Risk teams who don't
have time to show their work.
Three customer stories from across financial services, healthcare, and SaaS. Each one is a structural problem that compounded for years before VigiliaRes took it apart and put it back together.
From a 14-month DORA fire drill to a quarterly export.
When DORA Article 28 came into force, Northwind's third-party register was a 600-row spreadsheet maintained by one analyst. Twelve months before the deadline, no one could agree on what counted as “ICT third-party.”
Six months in, they wired their procurement system, their cloud inventory, and their existing TPRM platform into VigiliaRes. The register now reads itself; quarterly exports run as a job.
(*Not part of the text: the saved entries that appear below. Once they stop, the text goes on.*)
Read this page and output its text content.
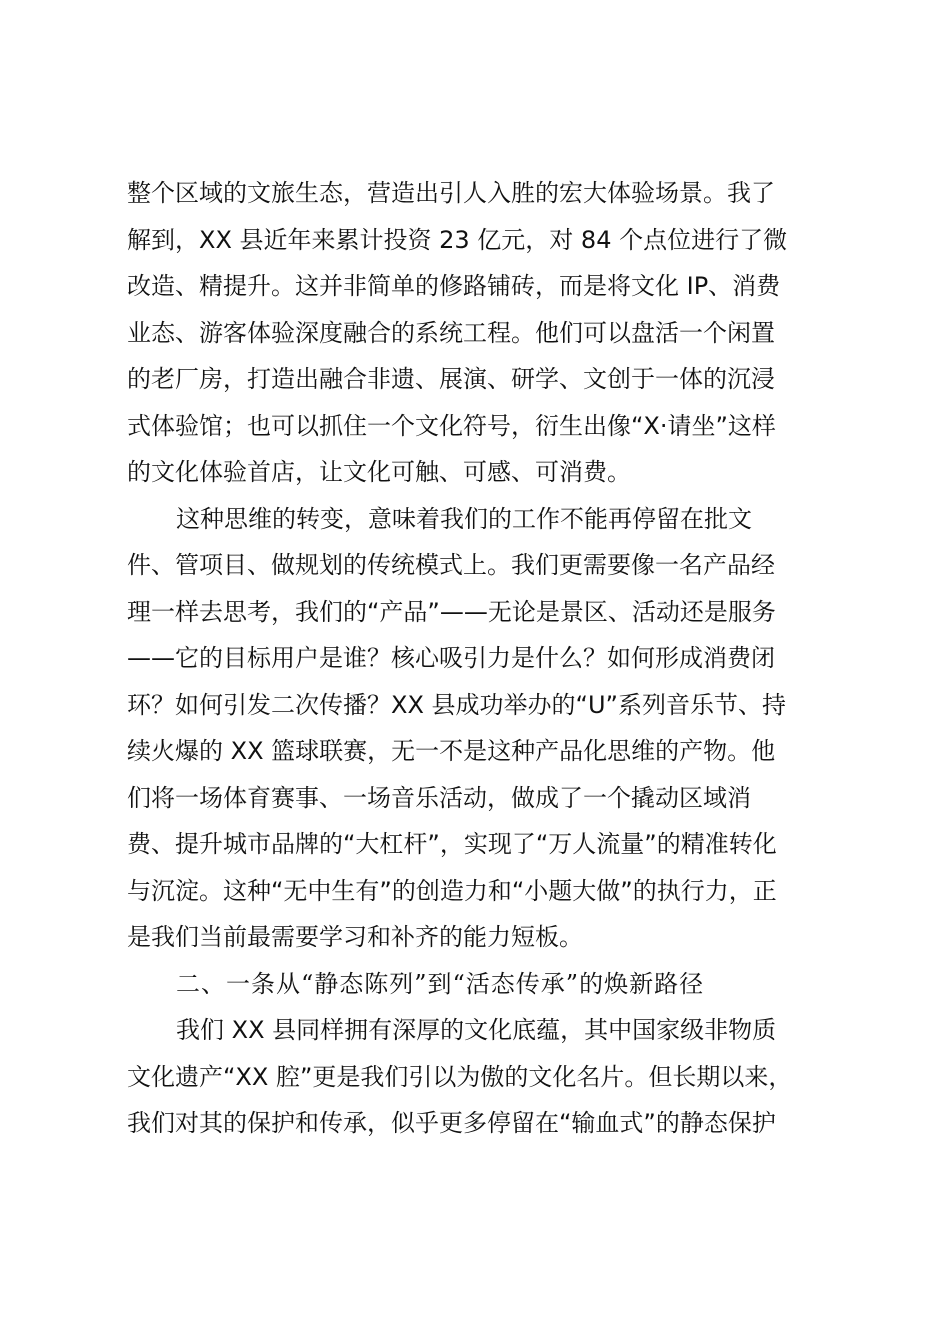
整个区域的文旅生态，营造出引人入胜的宏大体验场景。我了
解到，XX 县近年来累计投资 23 亿元，对 84 个点位进行了微
改造、精提升。这并非简单的修路铺砖，而是将文化 IP、消费
业态、游客体验深度融合的系统工程。他们可以盘活一个闲置
的老厂房，打造出融合非遗、展演、研学、文创于一体的沉浸
式体验馆；也可以抓住一个文化符号，衍生出像“X·请坐”这样
的文化体验首店，让文化可触、可感、可消费。

这种思维的转变，意味着我们的工作不能再停留在批文
件、管项目、做规划的传统模式上。我们更需要像一名产品经
理一样去思考，我们的“产品”——无论是景区、活动还是服务
——它的目标用户是谁？核心吸引力是什么？如何形成消费闭
环？如何引发二次传播？XX 县成功举办的“U”系列音乐节、持
续火爆的 XX 篮球联赛，无一不是这种产品化思维的产物。他
们将一场体育赛事、一场音乐活动，做成了一个撬动区域消
费、提升城市品牌的“大杠杆”，实现了“万人流量”的精准转化
与沉淀。这种“无中生有”的创造力和“小题大做”的执行力，正
是我们当前最需要学习和补齐的能力短板。

二、一条从“静态陈列”到“活态传承”的焕新路径

我们 XX 县同样拥有深厚的文化底蕴，其中国家级非物质
文化遗产“XX 腔”更是我们引以为傲的文化名片。但长期以来，
我们对其的保护和传承，似乎更多停留在“输血式”的静态保护
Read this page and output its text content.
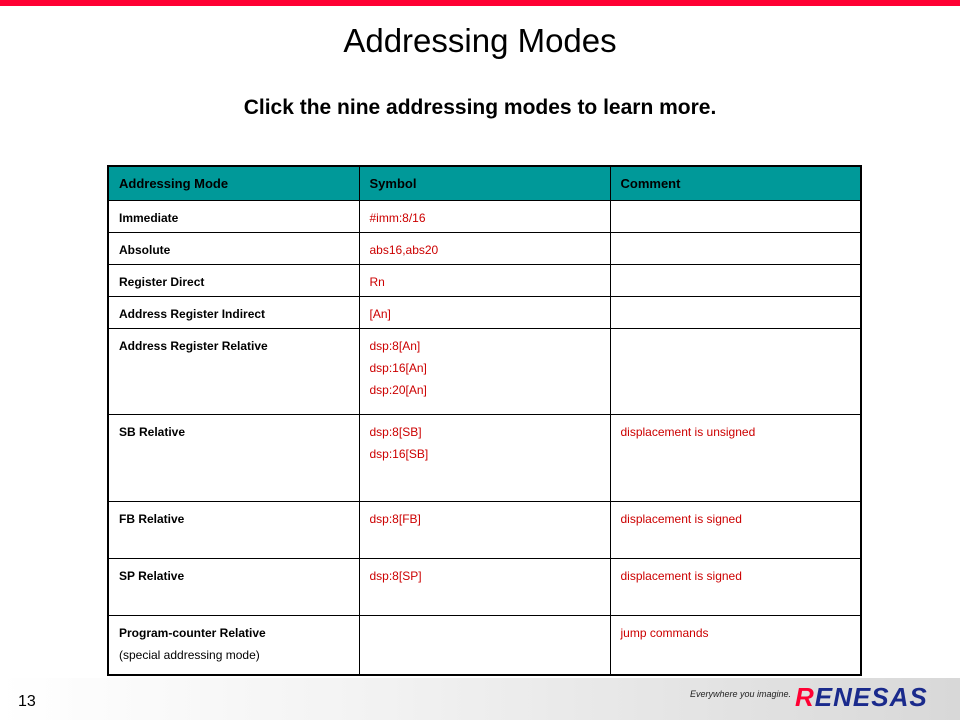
Addressing Modes
Click the nine addressing modes to learn more.
Addressing Mode	Symbol	Comment

Immediate	#imm:8/16	

Absolute	abs16,abs20	

Register Direct	Rn	

Address Register Indirect	[An]	

Address Register Relative	dsp:8[An]
dsp:16[An]
dsp:20[An]	

SB Relative	dsp:8[SB]
dsp:16[SB]	displacement is unsigned

FB Relative	dsp:8[FB]	displacement is signed

SP Relative	dsp:8[SP]	displacement is signed

Program-counter Relative
(special addressing mode)		jump commands
13	Everywhere you imagine. RENESAS
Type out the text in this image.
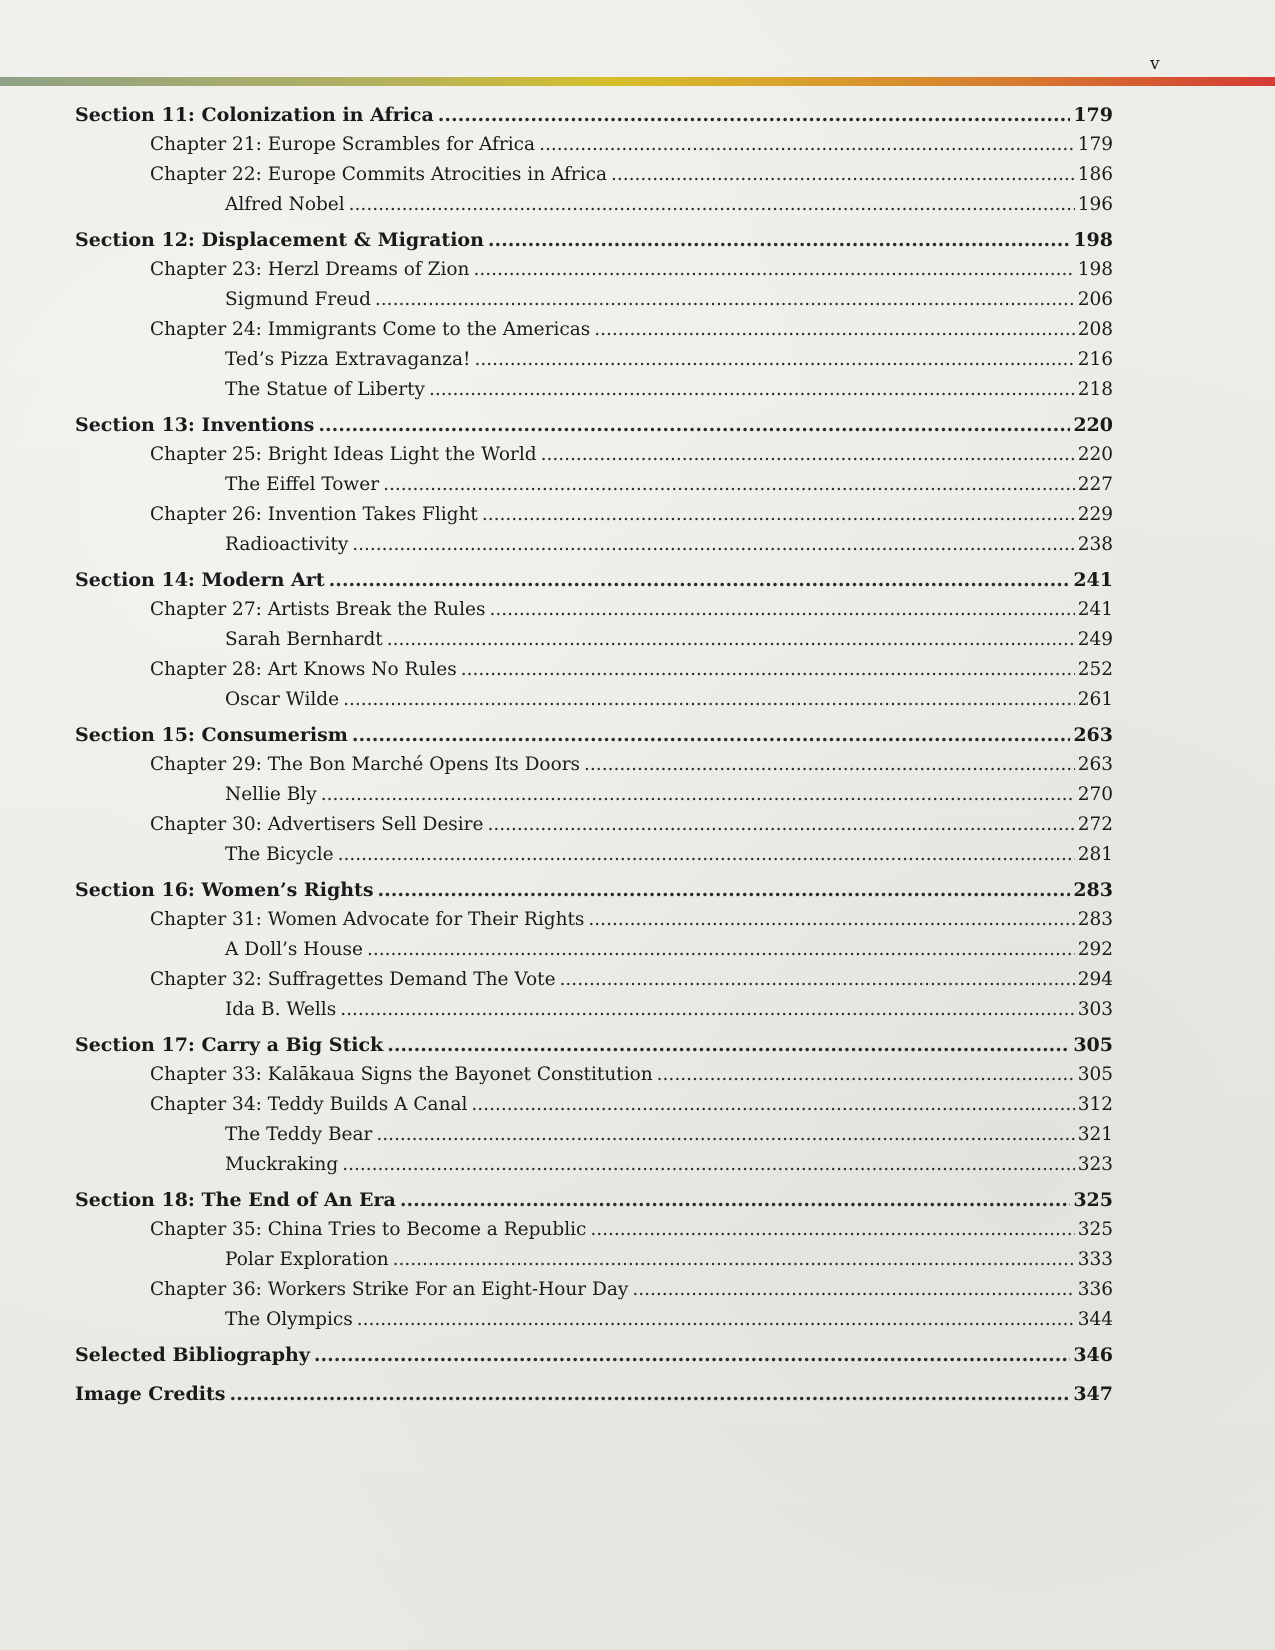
v
Section 11: Colonization in Africa .....	179
Chapter 21: Europe Scrambles for Africa .....	179
Chapter 22: Europe Commits Atrocities in Africa .....	186
Alfred Nobel .....	196
Section 12: Displacement & Migration .....	198
Chapter 23: Herzl Dreams of Zion .....	198
Sigmund Freud .....	206
Chapter 24: Immigrants Come to the Americas .....	208
Ted’s Pizza Extravaganza! .....	216
The Statue of Liberty .....	218
Section 13: Inventions .....	220
Chapter 25: Bright Ideas Light the World .....	220
The Eiffel Tower .....	227
Chapter 26: Invention Takes Flight .....	229
Radioactivity .....	238
Section 14: Modern Art .....	241
Chapter 27: Artists Break the Rules .....	241
Sarah Bernhardt .....	249
Chapter 28: Art Knows No Rules .....	252
Oscar Wilde .....	261
Section 15: Consumerism .....	263
Chapter 29: The Bon Marché Opens Its Doors .....	263
Nellie Bly .....	270
Chapter 30: Advertisers Sell Desire .....	272
The Bicycle .....	281
Section 16: Women’s Rights .....	283
Chapter 31: Women Advocate for Their Rights .....	283
A Doll’s House .....	292
Chapter 32: Suffragettes Demand The Vote .....	294
Ida B. Wells .....	303
Section 17: Carry a Big Stick .....	305
Chapter 33: Kalākaua Signs the Bayonet Constitution .....	305
Chapter 34: Teddy Builds A Canal .....	312
The Teddy Bear .....	321
Muckraking .....	323
Section 18: The End of An Era .....	325
Chapter 35: China Tries to Become a Republic .....	325
Polar Exploration .....	333
Chapter 36: Workers Strike For an Eight-Hour Day .....	336
The Olympics .....	344
Selected Bibliography .....	346
Image Credits .....	347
“The thing I keep coming back to: when our regulator asked a question last quarter, we answered in the meeting. Not next week. Not after a thread of emails to the cloud team. In the meeting.”
“Twelve hospitals, one BAA library, one HIPAA risk analysis that actually rolls up. The OCR audit prep that used to take a quarter now lives as a saved view.”
One risk analysis, twelve hospitals.
Halberd's compliance org grew through acquisition. Six BAA libraries. Four ePHI inventories. Three different definitions of “significant change.” Their last OCR audit took a quarter to prepare for and three months to recover from.
We collapsed the BAAs into one tiered registry, modeled the ePHI flows as a graph against a single set of safeguards, and now their §164.308(a)(1) risk analysis updates itself.
Three frameworks.
One control set.
Parallax sells AI infrastructure to enterprise customers. Their security team is four people. They needed SOC 2 Type II, ISO 27001, and ISO 42001 (AI management) all live by the end of the year — three audits, three auditors, the same underlying engineering reality.
With the cross-mapping graph, their 87 implemented controls satisfy 278 framework clauses across the three audits. Evidence collected once, attributed everywhere.
“Our auditor opened the room, ran her own queries, downloaded her own evidence packs, and we never once forwarded an email. That, as a working state, is the thing.”